“It is not Delhi that has changed, rather the women have changed”

December 17, 2013 12:19 pm | Updated 12:19 pm IST - NEW DELHI

“Till the time you do not have contacts they [police] are not willing to listen to you,” says 20-year-old Sana Taneja who walked into a police station earlier this year to lodge a complaint against a man who was performing an obscene act near her college in Delhi University’s North Campus. Luckily for Sana, she had friends, who knew “top officials in the police force” and the constable at the station finally allowed her to register a case.

“Nobody was even willing to acknowledge that a man flashing you is considered sexual harassment,” says this resident of West Delhi. Sana is not allowed to live on campus because her parents’ think it is unsafe and she commutes every day from her home in Inderpuri to the Kirori Mal College. She has two helpline numbers saved on her phone – the ‘181’ women in distress helpline and the auto-rickshaw helpline – both were put in place following the December 16 gang rape incident last year.

“Following the incident last December, there was a rule that after 7 p.m. no auto driver can refuse to take you to your destination.
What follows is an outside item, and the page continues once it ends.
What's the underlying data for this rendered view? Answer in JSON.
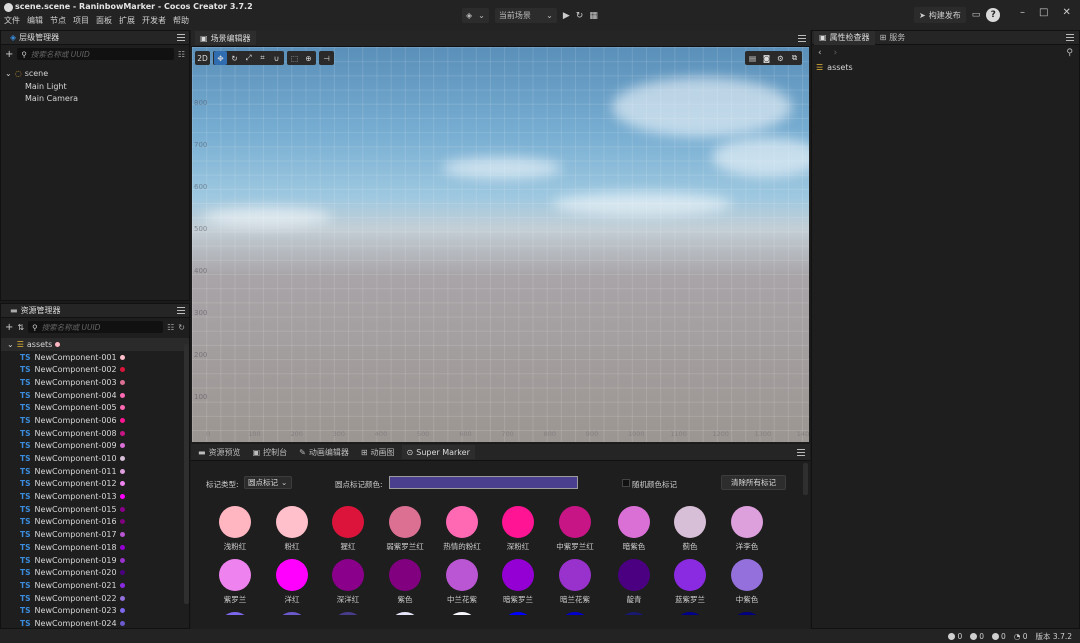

But this is seldom followed. Only if there is a traffic policeman around do the auto drivers follow the rule,” she says.

While several women The Hindu spoke to feel that the “situation in the city is a little better” especially in light of enhanced policing, prominent lawyer and women’s activist Vrinda Grover says: “It is not the city that has changed but the women in the city have changed.” She points to a “new confidence and assertion” among women where they have made it clear that they will not stand for any violation of their bodies.

Ms. Grover says that the last year has been the beginning to make even the police understand what constitutes sexual harassment. “I am going to lay the responsibility on the desk of the police commissioner. Can he tell the women of the city how many of his junior officers have been prosecuted this year for not registering a case?” she says. “We should first put the fear of the law in policemen and clear protocols should be put in place on how they should do their work.”

While conversations have been taking place over the last year on violence against women, country-director of NGO Breakthrough Sonali Khan, wonders whether perceptions have changed accordingly. “Much more work needs to be done. It is still questionable if women can truly access public spaces and move freely on streets at any hour,” she says.

One year after the incident, the “sense of security” may still be absent but awareness has definitely increased, notes a woman journalist with a leading TV channel in the city. “The incident last December put the fear of God in all of us. We realised how fragile it was to be on the streets,” she says. “Since the Delhi Police received a lot of flak they have started to take cases pertaining to women a lot more seriously.”